The larger battles for wolves
Just weeks ago, we secured a major legal victory in federal court. In a sweeping 105-page opinion, U.S. District Judge Donald Molloy ruled that the U.S. Fish and Wildlife Service illegally denied protections to gray wolves in the western United States. He rebuked the agency for “acting on an anti-predator narrative, not science,” and agreed with us and other plaintiffs that state policies in Wyoming, Idaho, and Montana have resurrected the same persecution responsible for wolves’ near extinction a century ago.
These are scorched-earth policies at work across the Northern Rockies, where wolves are treated as pests rather than as an iconic species of the American landscape.

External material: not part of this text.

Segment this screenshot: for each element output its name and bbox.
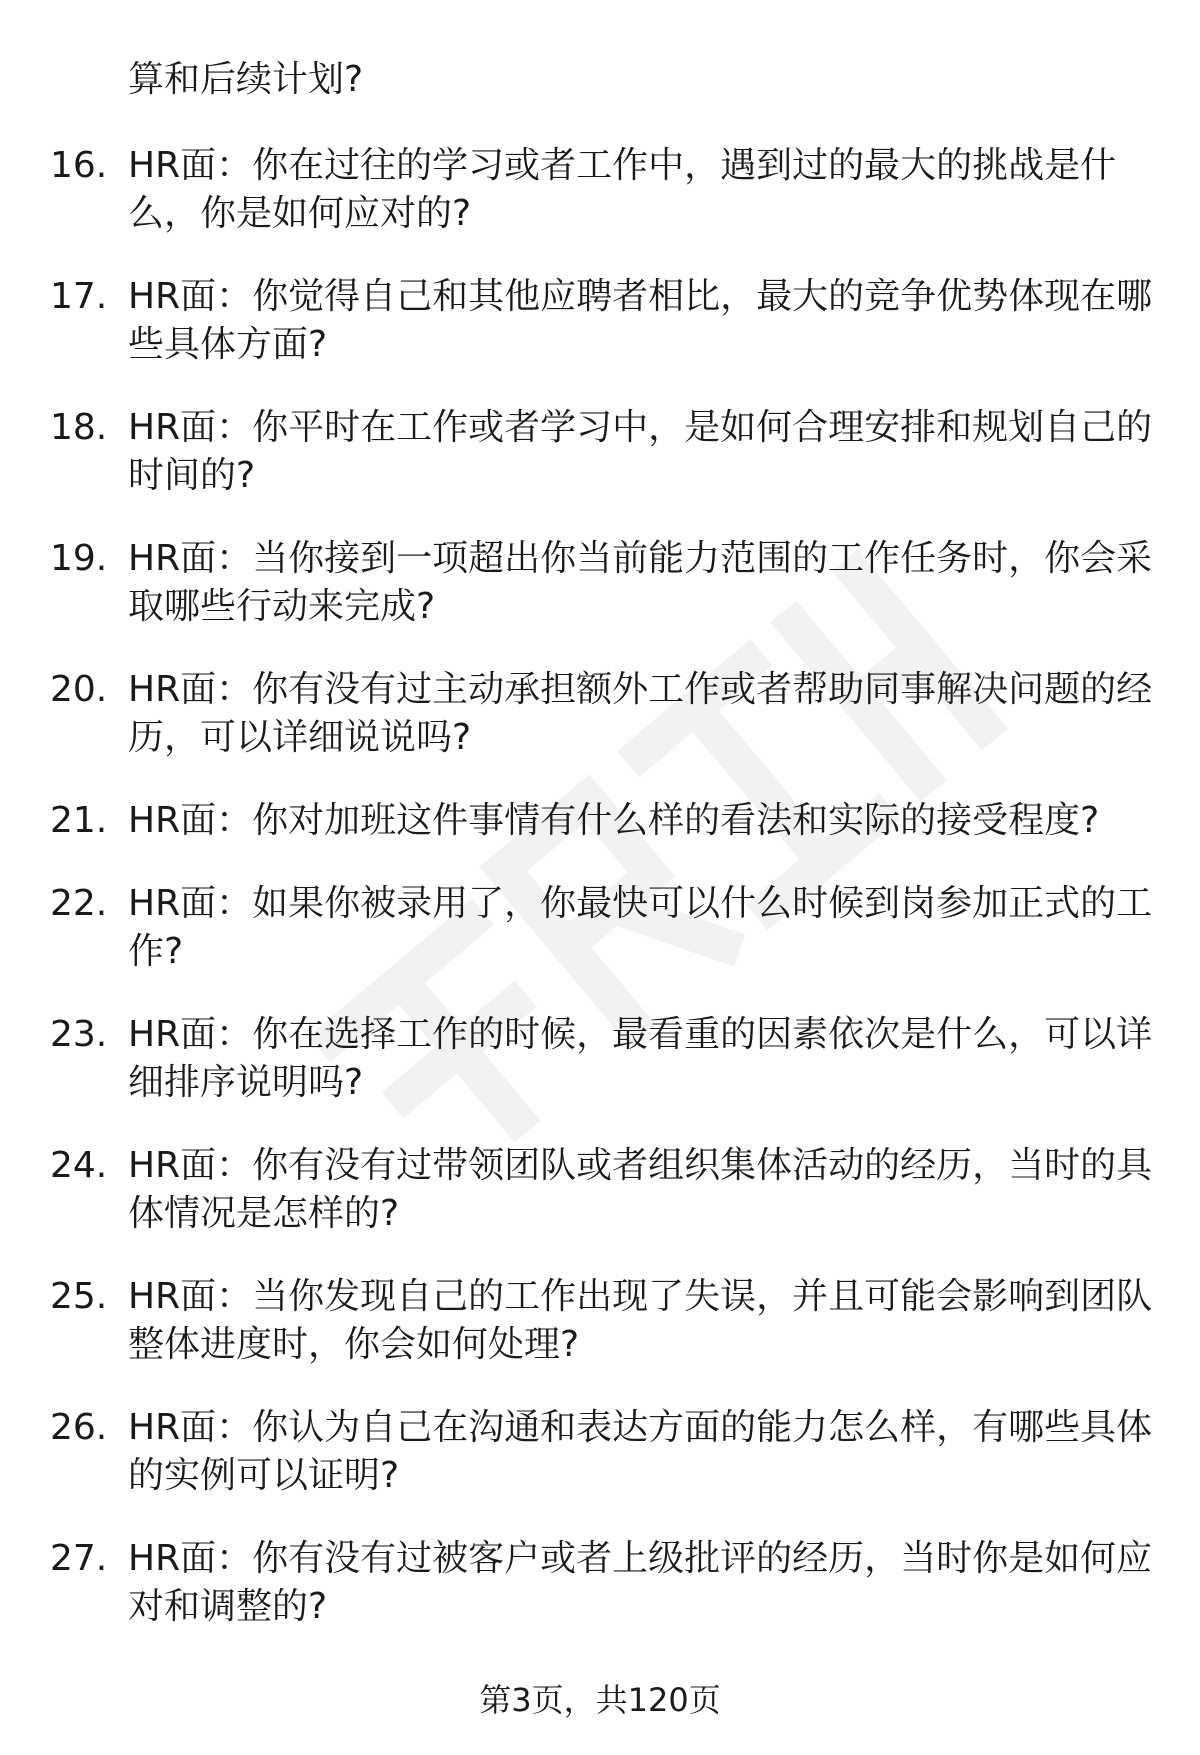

Theia’s ordeal put a face and a name to this larger pattern of cruelty.
The absence of any guardrails for wolves in these states reminds us that demonizing these creatures must end. These extraordinary animals bring ecological benefits to western ecosystems and economic activity to gateway communities near the borders of our national parks. Yes, on rare occasions, wolves do kill sheep and calves, and we hate to see that, too. We sympathize with the ranchers and the domesticated animals, and we want to be sure safeguards are in place to prevent it from happening to the greatest extent possible.
But rare attacks on livestock are no excuse for a license to kill wolves. Under the pretense of “marauding wolves,” Congress may soon take up H.R. 845, introduced by Rep. Lauren Boebert, R-Colo., and S. 1306, introduced by Sen. Ron Johnson, R-Wis., to remove federal protections for wolves across their range outside of the Northern Rockies.

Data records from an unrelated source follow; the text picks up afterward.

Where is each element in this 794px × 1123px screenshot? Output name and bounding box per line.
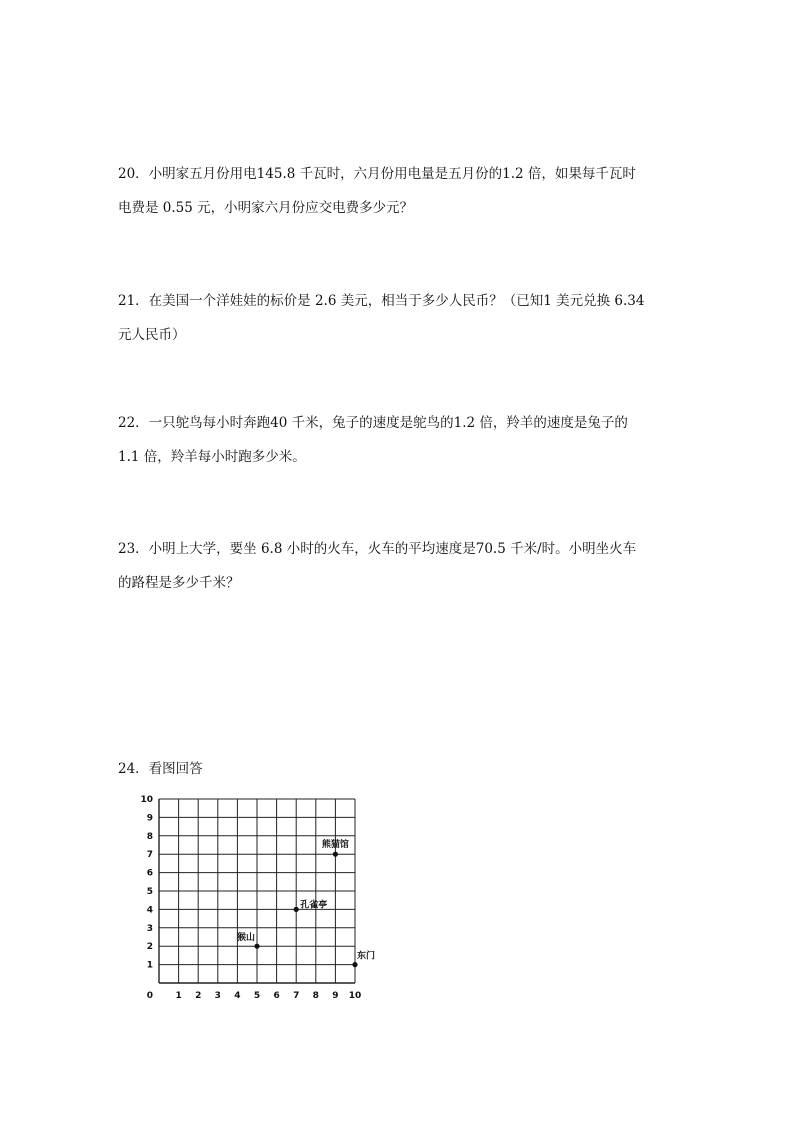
y-tick-label: 2 <box>146 942 153 953</box>
y-tick-label: 8 <box>146 831 153 842</box>
question-22-line-1: 22．一只鸵鸟每小时奔跑40 千米，兔子的速度是鸵鸟的1.2 倍，羚羊的速度是兔子的 <box>118 415 628 431</box>
y-tick-label: 5 <box>146 887 153 897</box>
x-tick-label: 6 <box>273 991 280 1001</box>
question-24-title: 24．看图回答 <box>118 761 203 777</box>
point-marker <box>333 852 338 857</box>
x-tick-label: 2 <box>195 991 202 1001</box>
question-23-line-1: 23．小明上大学，要坐 6.8 小时的火车，火车的平均速度是70.5 千米/时。小明坐火车 <box>118 541 637 557</box>
point-label: 东门 <box>357 951 376 962</box>
question-23 <box>118 532 678 600</box>
question-21-line-2: 元人民币） <box>118 327 186 343</box>
point-marker <box>352 962 357 967</box>
y-tick-label: 3 <box>146 923 153 934</box>
x-tick-label: 9 <box>332 991 339 1001</box>
point-label: 猴山 <box>236 933 255 944</box>
y-tick-label: 9 <box>146 813 153 824</box>
y-tick-label: 7 <box>146 850 153 861</box>
y-tick-label: 1 <box>146 960 153 971</box>
point-label: 孔雀亭 <box>300 900 328 911</box>
point-marker <box>254 944 259 949</box>
x-tick-label: 4 <box>234 991 241 1001</box>
question-22-line-2: 1.1 倍，羚羊每小时跑多少米。 <box>118 449 306 465</box>
question-21 <box>118 284 678 352</box>
question-23-line-2: 的路程是多少千米？ <box>118 575 240 591</box>
y-tick-label: 6 <box>146 868 153 879</box>
coordinate-grid <box>138 790 388 1012</box>
question-20-line-1: 20．小明家五月份用电145.8 千瓦时，六月份用电量是五月份的1.2 倍，如果每千瓦时 <box>118 166 636 182</box>
x-tick-label: 7 <box>293 991 300 1001</box>
y-tick-label: 10 <box>140 795 153 805</box>
question-24 <box>118 752 678 786</box>
point-label: 熊猫馆 <box>321 840 349 851</box>
x-tick-label: 8 <box>312 991 319 1001</box>
question-22 <box>118 406 678 474</box>
question-21-line-1: 21．在美国一个洋娃娃的标价是 2.6 美元，相当于多少人民币？（已知1 美元兑换 6.34 <box>118 293 645 309</box>
x-tick-label: 5 <box>253 991 261 1001</box>
point-marker <box>294 907 299 912</box>
question-20 <box>118 157 678 225</box>
x-tick-label: 3 <box>214 991 221 1001</box>
y-tick-label: 4 <box>146 905 153 916</box>
x-tick-label: 10 <box>348 991 362 1001</box>
question-20-line-2: 电费是 0.55 元，小明家六月份应交电费多少元？ <box>118 200 414 216</box>
origin-label: 0 <box>146 991 153 1001</box>
x-tick-label: 1 <box>175 991 182 1001</box>
coordinate-grid-figure <box>138 790 388 1012</box>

After the delisting experiment in the Northern Rockies failed so badly—as evinced by Judge Molloy’s rebuke of the U.S. Fish and Wildlife Service, which allowed those states to run wild with extreme anti-wolf policies—we should not replicate that same politically driven delisting for wolves in other states. Doing so would only put more wolves at risk from states that aren’t acting rationally on wolf management.
Let’s celebrate this indictment of Roberts. But let’s also remember what we must do to protect wolves in the wild right now from being chased down with dogs and snowmobiles, snared by the neck, and hunted with the aid of night-vision goggles.
There are about 6,000 wolves across tens of millions of acres in the West and Midwest. That’s about as many wolves as there are human residents of the small rural town of Ranchette, Wyo. If those 6,000 residents were scattered across tens of millions of acres in 20 states, census takers could miss them, and nobody would even notice.
Put in that context, we are talking about a relative handful of wolves in a vast nation of 330 million people—a vestige of their former numbers before European settlement of the continent.
Though they number so few, every one of them counts, certainly by the measure of the Maker. Can we let these animals have some running room and stop spewing hate toward them? They are part of Earthly creation.
Wayne Pacelle is president of Animal Wellness Action and the Center for a Humane Economy and a two-time New York Times best-selling author.